AWAY WITH Words - brainchild of Claude Madec of the Brothers of Charity Services - is an arts project which enables people with intellectual disabilities to explore creativity through writing.

Jessica Casey and Other Works (Salmon Poetry ) is the group’s first major publication. The book is dedicated to Mike Diskin “who opened doors…” The centre piece is the rollercoaster story of a young Mayo woman with attitude, Jessica Casey. There is also an animated version of her story on the accompanying DVD. It is written, in collaboration with tutor Mary Madec, by creative writing participants at the Duirling Centre in County Galway.

The animation was made in collaboration with visual artist Aideen Barry. It is a brilliantly hilarious tour-de-force. Jessica Casey is “from County Mayo, Castlebar in fact. She has a pink hand with long purple nails…”

Jessica is, in many ways, a quintessential child of our late lamented tiger boom: “Jessica is SOO excited. She’s going for a makeover with Xposé.” She is forever on the lookout for a get rich quick scheme: “She wakes up and she is sweating. Soaked. Worse still, she realises it was all a dream. No lotto. No money. She starts crying. Oh boy (or girl ), back to reality…”

If you ever need cheering up, buy this book and watch the accompanying DVD version of Jessica. It will not fail you.

Also here are creative writings by a number of other Away With Words groups which meet regularly at various locations around Galway city and county. The group I facilitate myself, whose participants include Eugene O’Keeffe, Angela Wilson, and Paddy McDonagh, make a fine contribution to the book.

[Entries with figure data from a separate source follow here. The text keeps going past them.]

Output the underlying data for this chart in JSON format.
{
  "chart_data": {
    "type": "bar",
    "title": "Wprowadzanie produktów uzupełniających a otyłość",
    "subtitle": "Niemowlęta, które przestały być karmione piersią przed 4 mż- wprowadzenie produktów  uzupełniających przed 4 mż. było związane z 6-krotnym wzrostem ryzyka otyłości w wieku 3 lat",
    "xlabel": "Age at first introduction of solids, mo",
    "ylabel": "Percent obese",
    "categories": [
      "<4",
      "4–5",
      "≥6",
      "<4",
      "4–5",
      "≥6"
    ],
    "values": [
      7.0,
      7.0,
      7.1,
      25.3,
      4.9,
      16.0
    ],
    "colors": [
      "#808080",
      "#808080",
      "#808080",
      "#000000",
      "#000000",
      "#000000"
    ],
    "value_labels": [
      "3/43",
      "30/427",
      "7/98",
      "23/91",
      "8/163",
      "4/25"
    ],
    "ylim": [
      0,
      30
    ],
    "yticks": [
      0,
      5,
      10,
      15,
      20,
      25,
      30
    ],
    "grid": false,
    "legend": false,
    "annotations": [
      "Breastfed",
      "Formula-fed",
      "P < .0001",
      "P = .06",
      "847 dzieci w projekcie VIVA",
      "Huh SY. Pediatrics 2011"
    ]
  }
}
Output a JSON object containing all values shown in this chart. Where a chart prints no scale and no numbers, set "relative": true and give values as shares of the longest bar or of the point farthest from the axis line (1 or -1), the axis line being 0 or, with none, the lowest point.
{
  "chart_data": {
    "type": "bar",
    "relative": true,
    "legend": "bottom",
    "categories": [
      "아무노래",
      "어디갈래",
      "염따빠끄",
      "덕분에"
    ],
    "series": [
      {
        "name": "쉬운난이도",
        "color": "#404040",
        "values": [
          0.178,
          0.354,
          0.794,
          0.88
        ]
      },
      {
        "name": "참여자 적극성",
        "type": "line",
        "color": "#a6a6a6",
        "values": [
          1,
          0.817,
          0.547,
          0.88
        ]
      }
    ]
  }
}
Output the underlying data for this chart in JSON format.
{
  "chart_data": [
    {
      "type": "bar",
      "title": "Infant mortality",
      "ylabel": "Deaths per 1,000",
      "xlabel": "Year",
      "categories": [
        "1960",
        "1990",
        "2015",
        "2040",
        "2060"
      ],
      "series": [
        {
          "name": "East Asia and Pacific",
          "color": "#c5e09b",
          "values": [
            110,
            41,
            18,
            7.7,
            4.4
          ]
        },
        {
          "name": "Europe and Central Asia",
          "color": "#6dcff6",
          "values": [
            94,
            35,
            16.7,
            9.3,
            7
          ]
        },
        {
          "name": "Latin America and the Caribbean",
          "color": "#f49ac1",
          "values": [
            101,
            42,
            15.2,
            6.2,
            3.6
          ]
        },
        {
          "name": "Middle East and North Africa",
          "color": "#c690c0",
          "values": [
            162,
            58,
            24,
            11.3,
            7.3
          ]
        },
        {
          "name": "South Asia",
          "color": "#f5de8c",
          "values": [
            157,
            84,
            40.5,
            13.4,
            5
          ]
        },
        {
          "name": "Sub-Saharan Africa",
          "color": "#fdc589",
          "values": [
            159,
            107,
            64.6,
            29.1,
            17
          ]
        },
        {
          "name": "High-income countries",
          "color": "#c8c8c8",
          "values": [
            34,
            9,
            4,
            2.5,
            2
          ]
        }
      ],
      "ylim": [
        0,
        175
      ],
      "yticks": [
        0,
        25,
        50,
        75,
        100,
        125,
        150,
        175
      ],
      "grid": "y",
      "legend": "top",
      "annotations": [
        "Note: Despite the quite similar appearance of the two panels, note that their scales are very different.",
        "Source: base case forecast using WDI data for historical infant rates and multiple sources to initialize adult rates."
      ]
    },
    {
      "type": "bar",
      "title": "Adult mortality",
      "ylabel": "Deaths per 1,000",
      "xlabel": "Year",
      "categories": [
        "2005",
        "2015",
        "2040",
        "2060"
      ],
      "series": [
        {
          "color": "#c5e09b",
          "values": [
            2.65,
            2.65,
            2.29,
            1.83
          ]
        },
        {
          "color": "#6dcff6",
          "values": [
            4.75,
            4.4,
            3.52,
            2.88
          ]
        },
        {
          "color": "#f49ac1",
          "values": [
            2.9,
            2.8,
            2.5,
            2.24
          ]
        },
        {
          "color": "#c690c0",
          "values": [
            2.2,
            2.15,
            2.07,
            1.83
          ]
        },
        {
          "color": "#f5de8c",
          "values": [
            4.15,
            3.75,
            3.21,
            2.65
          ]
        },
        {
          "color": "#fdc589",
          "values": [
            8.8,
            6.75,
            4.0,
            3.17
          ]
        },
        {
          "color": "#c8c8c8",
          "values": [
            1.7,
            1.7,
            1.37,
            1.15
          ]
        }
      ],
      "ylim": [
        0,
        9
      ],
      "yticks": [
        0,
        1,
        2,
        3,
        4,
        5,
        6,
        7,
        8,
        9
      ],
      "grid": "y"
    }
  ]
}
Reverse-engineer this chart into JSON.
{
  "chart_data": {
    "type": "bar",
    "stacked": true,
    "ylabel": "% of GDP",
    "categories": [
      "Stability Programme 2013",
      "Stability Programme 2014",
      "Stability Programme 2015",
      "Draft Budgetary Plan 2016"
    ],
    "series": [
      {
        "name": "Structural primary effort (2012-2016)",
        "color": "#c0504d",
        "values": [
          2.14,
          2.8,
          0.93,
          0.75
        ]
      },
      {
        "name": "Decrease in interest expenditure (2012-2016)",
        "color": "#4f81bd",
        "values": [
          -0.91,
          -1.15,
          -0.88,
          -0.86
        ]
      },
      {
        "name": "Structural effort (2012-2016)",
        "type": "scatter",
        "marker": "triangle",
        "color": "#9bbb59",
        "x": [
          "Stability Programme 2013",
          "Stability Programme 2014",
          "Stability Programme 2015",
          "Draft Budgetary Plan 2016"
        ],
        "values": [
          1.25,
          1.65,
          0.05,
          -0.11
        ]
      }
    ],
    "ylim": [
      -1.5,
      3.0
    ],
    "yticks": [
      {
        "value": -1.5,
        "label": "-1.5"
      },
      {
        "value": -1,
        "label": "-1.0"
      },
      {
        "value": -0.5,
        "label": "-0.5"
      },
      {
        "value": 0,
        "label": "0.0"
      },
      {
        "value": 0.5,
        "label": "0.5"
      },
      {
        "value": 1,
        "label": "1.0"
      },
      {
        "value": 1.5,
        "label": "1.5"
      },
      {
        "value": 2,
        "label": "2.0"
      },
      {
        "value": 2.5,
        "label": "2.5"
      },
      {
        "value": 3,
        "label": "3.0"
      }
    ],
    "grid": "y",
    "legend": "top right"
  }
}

Towards the end of last year, Away With Words participants took first, second, and third place in Inclusion Ireland’s national poetry competition, an amazing achievement by any standard. David Cormican’s winning poem ‘I am an Ash Tree’ is included here. Sadly, David died a few weeks before the prize giving ceremony.

In second place was Sharon Murray’s brilliant ‘Sad’ which is, in my view, better than many of the poems which appear in Poetry Ireland Review:

“I feel sad because my little cousin Lauren

is in hospital.

And the black crows have taken all the food

from the little robins.”

Ronan Scannell’s poem ‘Blue Paint’ starts with the beautifully cranky line: “I feel sad when people talk rubbish.” I know how he feels. This year’s Cúirt Festival, at which Jessica Casey was launched, has come in for some reactionary criticism about the number of ‘fringe’ events included in the programme. The Away With Words launch would, presumably, be thought of in that way.

Such comments are the frightened ramblings of those who want to keep the literary world small and precious and irrelevant to the vast majority. It is absolutely appropriate that writers such as those involved with Away With Words should be part of a festival such as Cúirt, and that anyone who pops up to suggest otherwise should be immediately put back in his/her box.